When parties fail to agree, I file back to the Deputy Registrar with my mediation report on why the case failed mediation. At times parties will not agree 100% to issues so we have cases concluded with partial agreements on certain issues and then the others are returned back to court for direction and determination.

How many cases have you mediated?

I have mediated about 25 cases in both the Family and Commercial Divisions since the Court Annexed Mediation was introduced. On average a case takes about three sessions to resolve. These timelines cannot be compared to the court process which is long, tedious and often acrimonious.

Which is the most memorable case you have mediated upon?

There is this case which had been in court for over 15 years and once I took it up for mediation we resolved it in a record time three weeks!

Why would you recommend mediation instead of court litigation?

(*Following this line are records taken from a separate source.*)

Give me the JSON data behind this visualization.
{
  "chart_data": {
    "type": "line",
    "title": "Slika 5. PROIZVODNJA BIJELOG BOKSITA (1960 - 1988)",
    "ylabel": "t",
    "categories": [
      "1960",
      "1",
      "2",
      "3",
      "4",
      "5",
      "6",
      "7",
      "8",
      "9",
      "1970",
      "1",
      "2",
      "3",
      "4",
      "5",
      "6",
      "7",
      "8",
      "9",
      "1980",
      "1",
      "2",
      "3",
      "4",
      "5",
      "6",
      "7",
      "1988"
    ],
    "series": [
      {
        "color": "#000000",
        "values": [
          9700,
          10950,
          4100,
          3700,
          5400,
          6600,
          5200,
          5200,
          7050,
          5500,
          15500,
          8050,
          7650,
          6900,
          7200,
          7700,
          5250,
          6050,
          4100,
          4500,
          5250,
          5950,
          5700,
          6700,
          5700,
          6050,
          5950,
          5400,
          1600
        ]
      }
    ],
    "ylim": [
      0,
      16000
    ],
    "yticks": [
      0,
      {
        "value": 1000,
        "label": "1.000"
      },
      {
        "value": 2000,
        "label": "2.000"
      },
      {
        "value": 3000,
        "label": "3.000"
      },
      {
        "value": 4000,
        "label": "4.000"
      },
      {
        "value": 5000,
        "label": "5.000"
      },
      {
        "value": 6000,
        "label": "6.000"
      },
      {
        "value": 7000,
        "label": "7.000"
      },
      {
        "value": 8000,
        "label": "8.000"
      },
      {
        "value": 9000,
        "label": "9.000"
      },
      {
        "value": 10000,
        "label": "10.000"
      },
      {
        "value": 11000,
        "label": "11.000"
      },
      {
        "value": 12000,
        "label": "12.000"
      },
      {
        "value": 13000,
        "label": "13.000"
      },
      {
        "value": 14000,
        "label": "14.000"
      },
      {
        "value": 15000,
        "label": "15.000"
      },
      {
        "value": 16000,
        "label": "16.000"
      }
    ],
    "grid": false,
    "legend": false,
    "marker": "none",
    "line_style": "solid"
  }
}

Litigation has no room for you to vent out your emotion. If during a hearing a litigant breaks down with emotion, the judge will just adjourn the case to allow the person time to go deal with their emotions. In contrast, mediation allow parties to express their emotions as the mediator brings them to reason about their dispute. Mediation is all about win-win situation unlike the court cases where there is a loser and a winner. Settling commercial matters through mediation makes great commercial and economic sense to the country’s economy as it swiftly frees resources—sometimes running into billions of shillings— which would otherwise have taken decades to settle. On the other hand, the Family Division arbitrates over some of the most bitterly contested and hard-fought cases. Family relationships are damaged forever as families wrangle in court for years. Mediation offers an alternative way of managing family disputes that helps restore relationships.